Fully Connected

This section intends to detail the equations ruling a fully connected (dense) layer (see bgd.layers.fc.FullyConnected).

A fully connected layer is characterized by the number of input neurons (\(n_{\text{in}}\)) and the number of output neurons (\(n_{\text{out}}\)).
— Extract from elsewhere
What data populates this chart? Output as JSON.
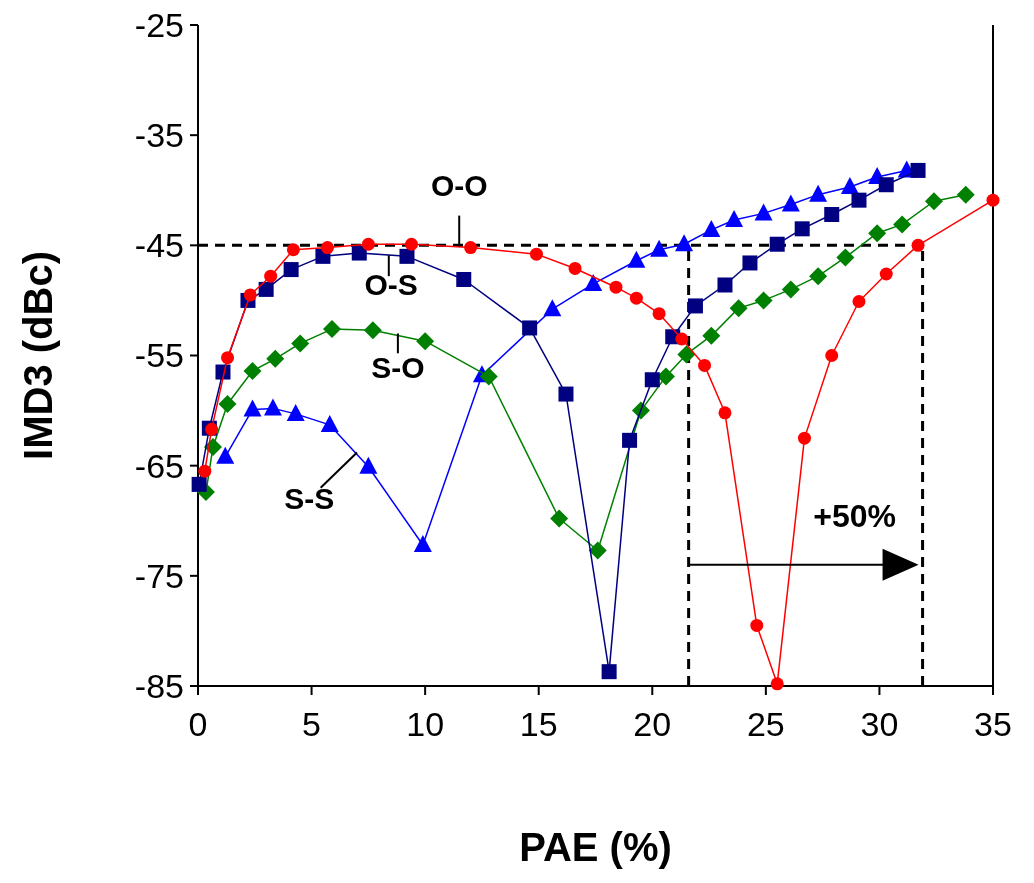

Each of the output neurons is a linear combination of all the input neurons with possibly a bias (intercept).

If layer \(k\) is a fully connected one, the layer parameters are:

\[\theta^{(k)} = (A^{(k)}, b^{(k)}) \in \mathbb R^{n^{(k-1)} \times n^{(k)}} \times \mathbb R^{n^{(k)}},\]
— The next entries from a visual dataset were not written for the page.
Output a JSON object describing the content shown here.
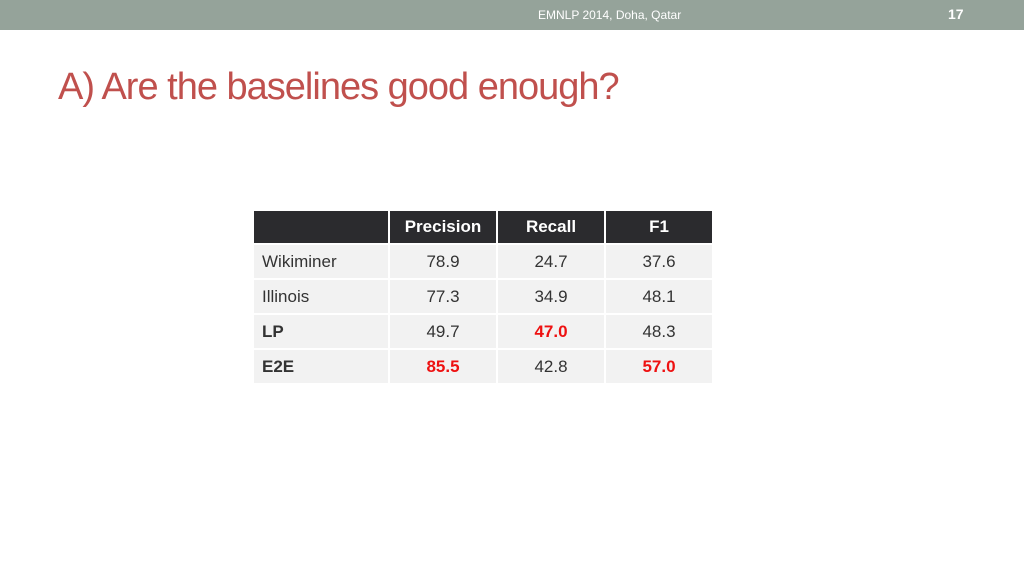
{
  "header": {
    "conference": "EMNLP 2014, Doha, Qatar",
    "page_number": "17"
  },
  "title": "A) Are the baselines good enough?",
  "table": {
    "corner": "",
    "columns": [
      "Precision",
      "Recall",
      "F1"
    ],
    "rows": [
      {
        "label": "Wikiminer",
        "label_bold": false,
        "values": [
          "78.9",
          "24.7",
          "37.6"
        ],
        "best": [
          false,
          false,
          false
        ]
      },
      {
        "label": "Illinois",
        "label_bold": false,
        "values": [
          "77.3",
          "34.9",
          "48.1"
        ],
        "best": [
          false,
          false,
          false
        ]
      },
      {
        "label": "LP",
        "label_bold": true,
        "values": [
          "49.7",
          "47.0",
          "48.3"
        ],
        "best": [
          false,
          true,
          false
        ]
      },
      {
        "label": "E2E",
        "label_bold": true,
        "values": [
          "85.5",
          "42.8",
          "57.0"
        ],
        "best": [
          true,
          false,
          true
        ]
      }
    ],
    "colors": {
      "header_bg": "#2b2b2e",
      "cell_bg": "#f2f2f2",
      "best_value": "#ee1111",
      "title": "#c0504d",
      "top_bar": "#95a39a"
    }
  }
}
and the layer function is given by:

\[\Lambda_{(A^{(k)}, b^{(k)})}^{(k)} : \mathbb R^{n^{(k-1)}} \to \mathbb R^{n^{(k)}} : x \mapsto xA^{(k)} + b^{(k)}.\]

Backpropagation

The backpropagation algorithm requires \(\partial_{A^{(k)}_{i,j}}\mathcal L\), \(\partial_{b^{(k)}_i}\mathcal L\) and \(\partial_{X^{(k-1)}_{i,j}}\mathcal L\)

For the weights update:

\[\begin{split}\partial_{A^{(k)}_{i,j}}\mathcal L(X) &= \sum_{\alpha,\beta = (1,1)}^{(\ell, n^{(k)})}\varepsilon^{(k)}_{\alpha,\beta}\partial_{A^{(k)}_{i,j}}X^{(k)}_{\alpha,\beta} = \sum_{\alpha,\beta = (1,1)}^{(\ell, n^{(k)})}\varepsilon^{(k)}_{\alpha,\beta}\sum_{\gamma=1}^{n^{(k-1)}}X_{\alpha,\gamma}\partial_{A^{(k)}_{i,j}}A^{(k)}_{\gamma,\beta} \\ &= \sum_{\alpha,\beta = (1,1)}^{(\ell, n^{(k)})}\varepsilon^{(k)}_{\alpha,\beta}X_{\alpha,i}\delta_\beta^j = \sum_{\alpha=1}^\ell\varepsilon^{(k)}_{\alpha,j}X_{\alpha,i} = \Big(X'\varepsilon^{(k)}\Big)_{i,j}.\end{split}\]

Therefore \(\nabla_{A^{(k)}}\mathcal L = X'\varepsilon\).

\[\partial_{b^{(k)}_i}\mathcal L = \sum_{\alpha,\beta = (1,1)}^{(\ell, n^{(k)})}\varepsilon^{(k)}_{\alpha,\beta}\partial_{b^{(k)}_i}b^{(k)}_\beta = \sum_{\alpha=1}^\ell\varepsilon^{(k)}_{\alpha,i}.\]

For the signal propagation:

\[\begin{split}\partial_{X^{(k-1)}_{i,j}}\mathcal L &= \sum_{\alpha,\beta = (1,1)}^{(\ell, n^{(k)})}\varepsilon^{(k)}_{\alpha,\beta}\partial_{X^{(k-1)}_{i,j}}X^{(k)}_{\alpha,\beta} = \sum_{\alpha,\beta = (1,1)}^{(\ell,n^{(k)})}\varepsilon^{(k)}_{\alpha,\beta}\sum_{\gamma=1}^{n^{(k-1)}}\delta_i^\alpha\delta_j^\gamma \\ &= \sum_{\beta=1}^{n^{(k)}}\varepsilon^{(k)}_{i,\beta}A^{(k)}_{\beta,j} = \Big(\varepsilon^{(k)}{A^{(k)}}'\Big)_{i,j}.\end{split}\]

Therefore \(\nabla_{X^{(k-1)}}\mathcal L = \varepsilon^{(k)}{A^{(k)}}'\).